Vejamos em primeiro lugar o naturalismo. Os naturalistas propunham-se a oferecer a seus leitores les tranches de vie, fatias de vida. Há uma expressão também corrente nessa época, e essa expressão é “transcrição da realidade”. Isto é, os naturalistas, embora alguns deles – sobretudo Émile Zola – tivessem uma imaginação poderosa, ou uma imaginação visionária, diziam querer apenas transcrever a realidade. E vamos analisar esta expressão. Seguramente, só se transcreve o oral, só se transcreve o que está escrito, ou o que se diz transcrição.
Por outro lado, grande parte da realidade não é oral, de modo que, mesmo neste programa aparentemente modesto, de transcrição da realidade, há algo que é impossível. Quer dizer, é possível transcrever o que uma pessoa diz, ou um escritor pode lidar com um estilo que se confunda, ou que pareça confundir-se com o estilo oral. Mas a maior parte da realidade não é oral.
Há uma parte da realidade que é oral, outra é olfativa, outra é tátil, outra é gustativa, e depois temos também a memória, a memória feita de imagens, e temos as paixões. Nada disto pode ser transcrito diretamente. Seria possível transcrever a realidade se ela fosse simplesmente verbal, mas ela é muitas outras coisas: é memória e paixão e nostalgia e vontade. Tantas coisas que não são palavras.
Agora, James Joyce também está interessado no simbolismo. O simbolismo quer ser o contrário do naturalismo; o simbolismo acredita que nada pode ser expresso, que o escritor deve proceder por sugestão. E, neste sentido, o simbolismo está mais próximo da tradição eterna, das tradições eternas da literatura, do que o naturalismo.
Vejamos o que são as palavras; as palavras são símbolos, mas para que estes símbolos funcionem é necessário que sejam símbolos compartilhados. Por exemplo, se eu falo da Praça da Constituição, isso desperta uma imagem em todos nós, porque a conhecemos, mas se eu falar para vocês da rua Congress em Austin, por exemplo, isso não deve despertar qualquer imagem precisa.
Ora, os simbolistas queriam proceder por sugestão, e a metáfora é, em grande parte, uma sugestão. E talvez as metáforas ou imagens mais felizes não são as que declaram as coisas, mas as que as sugerem. Lembro-me, por exemplo, neste momento, de uma imagem de Mallarmé, e é curioso que Mallarmé seja um simbolista, e, não obstante, vou citar uma imagem de Mallarmé que é o oposto do simbolista, que marca demasiado as coisas, parece-me. Mallarmé fala de um casal de amantes, então o chama de blanc couple nageur, o casal branco nadador. É claro que isto é vívido, mas, ao mesmo tempo, é demasiado vívido.

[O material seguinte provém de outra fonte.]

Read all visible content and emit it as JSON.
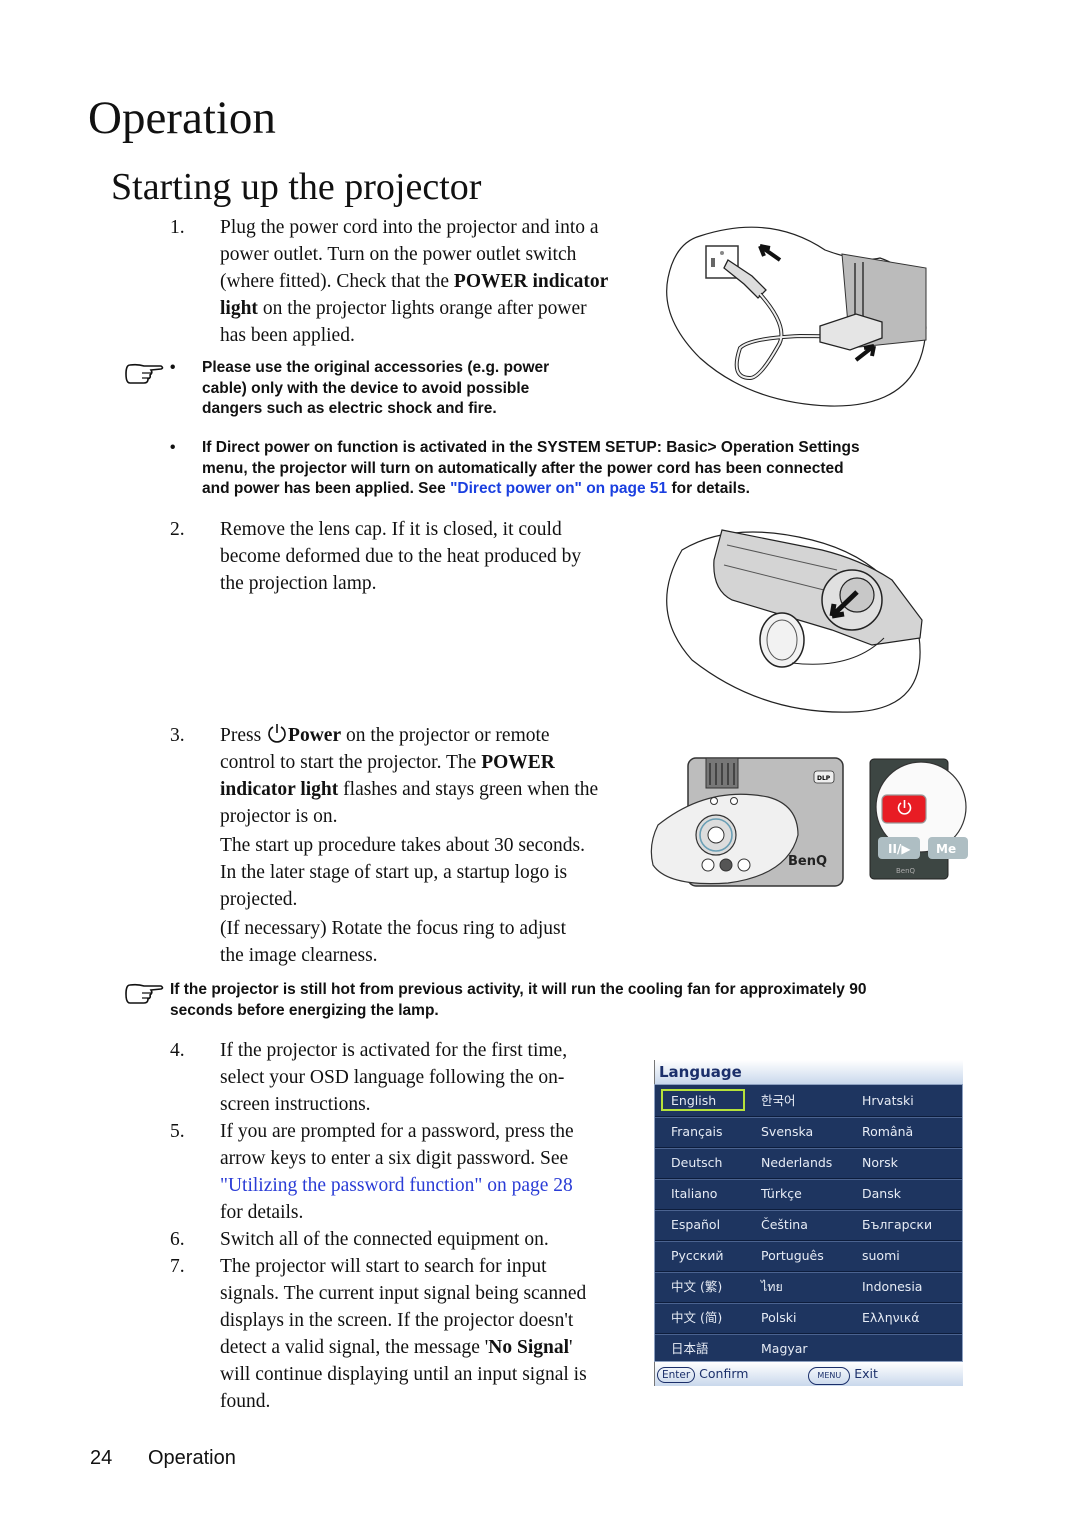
{
  "chapter_title": "Operation",
  "section_title": "Starting up the projector",
  "steps": [
    {
      "num": "1.",
      "lines": [
        "Plug the power cord into the projector and into a",
        "power outlet. Turn on the power outlet switch",
        "(where fitted). Check that the ",
        "light",
        " on the projector lights orange after power",
        "has been applied."
      ],
      "bold_phrase": "POWER indicator"
    },
    {
      "num": "2.",
      "lines": [
        "Remove the lens cap. If it is closed, it could",
        "become deformed due to the heat produced by",
        "the projection lamp."
      ]
    },
    {
      "num": "3.",
      "press": "Press",
      "power_label": "Power",
      "line1_rest": " on the projector or remote",
      "line2_pre": "control to start the projector. The ",
      "line2_bold": "POWER",
      "line3_bold": "indicator light",
      "line3_rest": " flashes and stays green when the",
      "line4": "projector is on.",
      "line5": "The start up procedure takes about 30 seconds.",
      "line6": "In the later stage of start up, a startup logo is",
      "line7": "projected.",
      "line8": "(If necessary) Rotate the focus ring to adjust",
      "line9": "the image clearness."
    },
    {
      "num": "4.",
      "lines": [
        "If the projector is activated for the first time,",
        "select your OSD language following the on-",
        "screen instructions."
      ]
    },
    {
      "num": "5.",
      "lines": [
        "If you are prompted for a password, press the",
        "arrow keys to enter a six digit password. See"
      ],
      "link": "\"Utilizing the password function\" on page 28",
      "after_link": "for details."
    },
    {
      "num": "6.",
      "lines": [
        "Switch all of the connected equipment on."
      ]
    },
    {
      "num": "7.",
      "lines": [
        "The projector will start to search for input",
        "signals. The current input signal being scanned",
        "displays in the screen. If the projector doesn't",
        "detect a valid signal, the message '",
        "'",
        "will continue displaying until an input signal is",
        "found."
      ],
      "bold_phrase": "No Signal"
    }
  ],
  "notes": {
    "note1": {
      "bullet": "•",
      "lines": [
        "Please use the original accessories (e.g. power",
        "cable) only with the device to avoid possible",
        "dangers such as electric shock and fire."
      ]
    },
    "note2": {
      "bullet": "•",
      "lines": [
        "If Direct power on function is activated in the SYSTEM SETUP: Basic> Operation Settings",
        "menu, the projector will turn on automatically after the power cord has been connected",
        "and power has been applied. See "
      ],
      "link": "\"Direct power on\" on page 51",
      "after_link": " for details."
    },
    "note3": {
      "lines": [
        "If the projector is still hot from previous activity, it will run the cooling fan for approximately 90",
        "seconds before energizing the lamp."
      ]
    }
  },
  "osd_menu": {
    "title": "Language",
    "rows": [
      [
        "English",
        "한국어",
        "Hrvatski"
      ],
      [
        "Français",
        "Svenska",
        "Română"
      ],
      [
        "Deutsch",
        "Nederlands",
        "Norsk"
      ],
      [
        "Italiano",
        "Türkçe",
        "Dansk"
      ],
      [
        "Español",
        "Čeština",
        "Български"
      ],
      [
        "Русский",
        "Português",
        "suomi"
      ],
      [
        "中文 (繁)",
        "ไทย",
        "Indonesia"
      ],
      [
        "中文 (简)",
        "Polski",
        "Ελληνικά"
      ],
      [
        "日本語",
        "Magyar",
        ""
      ]
    ],
    "selected": "English",
    "footer": {
      "enter_key": "Enter",
      "confirm": "Confirm",
      "menu_key": "MENU",
      "exit": "Exit"
    }
  },
  "illustrations": {
    "projector_brand": "BenQ",
    "remote_brand": "BenQ",
    "dlp_label": "DLP",
    "remote_play_label": "II/▶",
    "remote_menu_label": "Me"
  },
  "footer": {
    "page_number": "24",
    "chapter": "Operation"
  }
}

Aqui, Mallarmé não foi muito simbolista. Por outro lado, lembro-me de um poeta do século XIV, Chaucer, e Chaucer em Troilo e Créssida diz “O loveres ye that bathen in gladnesse”, “Oh, amantes que os banhais na alegria”. Aqui a palavra “banhais” sugere a nudez. A palavra “banhais” sugere também o que Mallarmé diz explicitamente. Ou seja, neste verso, aquele poeta longínquo do século XIV foi melhor simbolista, atuava conforme as regras do simbolismo seguramente mais do que Mallarmé, cuja imagem é tão explícita que é estranho que notemos imediatamente as diferenças entre, bem, entre a natação e o abraço, digamos.
4.
Bem, James Joyce interessava-se por ambos os métodos. Quase poderíamos dizer que Joyce se interessava por tudo o que fosse literatura. Joyce não foi um pensador importante. Joyce – a vida de James Joyce – foi uma vida comum. Ele tinha, digamos, a paixão política que havia em sua época. Era conscientemente, e por vezes agressivamente, irlandês. Procurou deliberadamente modelos na França para não os procurar na Inglaterra. As ideias de James Joyce são ideias comuns. O que o diferencia de todos os homens é sua paixão literária, o fato de ter dado sua vida à literatura.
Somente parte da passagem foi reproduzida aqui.